In the beginning of Part II, we set a target for ourselves: 99% accuracy on MNIST. We just got so close, reaching 98.6%. That last 0.4%? That’s up to you.
I told you that configuring a network can be more art than science, and this Hands On is proof of that. Here’s my suggestion: to find better hyperparameters than the ones we have now, drop compare.py. Instead, use neural_network_quieter.py, an alternative version of the network that logs accuracy only once every 10 epochs—it’s much faster. Here are a few things that you can try:
The standardized version of MNIST generally works better. There’s no reason not to use it.
Sometimes, it pays off to be patient and wait for more epochs before giving up. However, if 20 or 30 epochs go by without the accuracy increasing at all, then it may be time to try another configuration.

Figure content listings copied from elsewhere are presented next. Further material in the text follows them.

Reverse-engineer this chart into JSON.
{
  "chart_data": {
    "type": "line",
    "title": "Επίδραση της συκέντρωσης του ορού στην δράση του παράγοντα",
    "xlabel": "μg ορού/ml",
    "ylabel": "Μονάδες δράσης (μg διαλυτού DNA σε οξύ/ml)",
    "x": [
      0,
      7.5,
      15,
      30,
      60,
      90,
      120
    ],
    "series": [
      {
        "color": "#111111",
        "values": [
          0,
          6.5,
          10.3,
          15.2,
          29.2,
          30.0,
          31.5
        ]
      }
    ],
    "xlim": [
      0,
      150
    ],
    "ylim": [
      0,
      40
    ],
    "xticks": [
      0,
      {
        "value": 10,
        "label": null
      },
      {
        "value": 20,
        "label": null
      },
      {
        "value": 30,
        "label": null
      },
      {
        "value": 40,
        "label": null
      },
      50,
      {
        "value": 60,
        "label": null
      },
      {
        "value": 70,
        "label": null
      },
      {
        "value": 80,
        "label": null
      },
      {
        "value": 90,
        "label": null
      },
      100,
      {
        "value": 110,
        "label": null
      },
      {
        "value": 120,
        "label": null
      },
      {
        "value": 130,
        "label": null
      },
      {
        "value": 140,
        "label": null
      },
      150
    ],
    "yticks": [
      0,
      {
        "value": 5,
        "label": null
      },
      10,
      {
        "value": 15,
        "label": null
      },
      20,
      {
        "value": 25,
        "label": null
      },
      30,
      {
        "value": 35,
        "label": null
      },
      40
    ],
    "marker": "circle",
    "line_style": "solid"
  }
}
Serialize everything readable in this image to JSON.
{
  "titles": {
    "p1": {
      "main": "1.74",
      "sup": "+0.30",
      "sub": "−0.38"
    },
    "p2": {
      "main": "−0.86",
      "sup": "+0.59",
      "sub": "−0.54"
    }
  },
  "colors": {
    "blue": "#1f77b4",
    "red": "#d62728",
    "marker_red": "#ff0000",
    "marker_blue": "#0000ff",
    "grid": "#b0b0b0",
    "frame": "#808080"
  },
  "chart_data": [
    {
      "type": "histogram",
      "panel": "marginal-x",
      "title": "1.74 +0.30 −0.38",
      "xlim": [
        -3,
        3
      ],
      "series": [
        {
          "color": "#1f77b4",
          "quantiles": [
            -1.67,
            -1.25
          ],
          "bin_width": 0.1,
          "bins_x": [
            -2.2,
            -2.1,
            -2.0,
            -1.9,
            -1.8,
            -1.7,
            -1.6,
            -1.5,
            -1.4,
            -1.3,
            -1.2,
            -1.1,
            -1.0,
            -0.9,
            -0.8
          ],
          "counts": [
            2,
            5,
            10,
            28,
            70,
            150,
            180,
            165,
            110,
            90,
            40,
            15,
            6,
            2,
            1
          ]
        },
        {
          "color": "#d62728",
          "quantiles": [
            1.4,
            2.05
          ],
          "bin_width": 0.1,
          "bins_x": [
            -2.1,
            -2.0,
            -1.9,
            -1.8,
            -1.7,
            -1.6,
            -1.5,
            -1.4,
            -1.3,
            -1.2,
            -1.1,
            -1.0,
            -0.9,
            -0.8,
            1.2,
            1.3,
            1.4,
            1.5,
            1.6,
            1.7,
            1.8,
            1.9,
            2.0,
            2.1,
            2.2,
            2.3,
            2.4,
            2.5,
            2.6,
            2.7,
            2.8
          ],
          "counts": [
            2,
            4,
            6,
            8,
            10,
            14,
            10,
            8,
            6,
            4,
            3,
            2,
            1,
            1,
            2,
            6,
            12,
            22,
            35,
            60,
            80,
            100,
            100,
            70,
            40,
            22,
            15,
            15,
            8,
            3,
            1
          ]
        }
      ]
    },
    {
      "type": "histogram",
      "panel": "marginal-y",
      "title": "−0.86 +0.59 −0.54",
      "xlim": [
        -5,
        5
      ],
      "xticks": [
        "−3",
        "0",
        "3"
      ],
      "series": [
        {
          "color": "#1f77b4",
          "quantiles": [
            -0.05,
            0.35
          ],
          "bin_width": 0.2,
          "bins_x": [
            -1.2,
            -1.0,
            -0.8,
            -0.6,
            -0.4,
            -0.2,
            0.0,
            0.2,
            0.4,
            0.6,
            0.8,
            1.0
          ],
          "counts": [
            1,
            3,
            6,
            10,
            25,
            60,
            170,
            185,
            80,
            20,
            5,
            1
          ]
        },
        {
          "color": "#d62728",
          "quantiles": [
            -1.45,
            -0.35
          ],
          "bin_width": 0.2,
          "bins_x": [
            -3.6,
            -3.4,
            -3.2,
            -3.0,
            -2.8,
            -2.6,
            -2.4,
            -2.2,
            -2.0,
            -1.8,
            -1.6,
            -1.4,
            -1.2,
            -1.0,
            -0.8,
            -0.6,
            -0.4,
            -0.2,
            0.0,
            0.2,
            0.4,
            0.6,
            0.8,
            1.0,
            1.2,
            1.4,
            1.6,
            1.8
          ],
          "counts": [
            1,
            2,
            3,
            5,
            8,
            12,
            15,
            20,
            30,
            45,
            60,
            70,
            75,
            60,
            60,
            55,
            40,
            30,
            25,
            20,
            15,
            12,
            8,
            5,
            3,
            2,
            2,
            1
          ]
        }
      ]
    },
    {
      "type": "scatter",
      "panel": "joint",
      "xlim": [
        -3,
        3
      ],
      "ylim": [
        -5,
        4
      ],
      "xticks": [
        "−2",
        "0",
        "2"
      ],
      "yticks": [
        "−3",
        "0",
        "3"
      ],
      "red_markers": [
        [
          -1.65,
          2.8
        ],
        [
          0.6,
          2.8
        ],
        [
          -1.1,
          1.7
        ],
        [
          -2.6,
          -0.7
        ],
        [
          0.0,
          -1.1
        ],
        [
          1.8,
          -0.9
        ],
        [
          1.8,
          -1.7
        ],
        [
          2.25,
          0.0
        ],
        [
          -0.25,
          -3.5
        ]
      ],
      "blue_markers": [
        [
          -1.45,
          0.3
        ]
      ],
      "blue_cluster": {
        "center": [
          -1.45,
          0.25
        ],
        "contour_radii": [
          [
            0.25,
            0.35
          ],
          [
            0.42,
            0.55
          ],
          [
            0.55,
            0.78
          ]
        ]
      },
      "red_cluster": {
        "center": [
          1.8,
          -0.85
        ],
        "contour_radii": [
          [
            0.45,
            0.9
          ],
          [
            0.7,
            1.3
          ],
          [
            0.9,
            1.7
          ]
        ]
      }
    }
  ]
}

More hidden nodes slow down the training, but they make the network smarter when dealing with gnarly data. Don’t be afraid to push that number higher.
The smaller the learning rate, the slower the training, but those small steps help the network reach closer to the minimum loss. Try a slightly smaller value of lr than the one we settled on.
We talked a lot about the pros and cons of small batches in the past. All that being said, in this specific case I had more luck with very large batch sizes.
Hitting that 99% with our neural network is entirely possible. Happy hunting! Check out the 15_development/solution directory if you want to compare your hyperparameters to the ones that I found.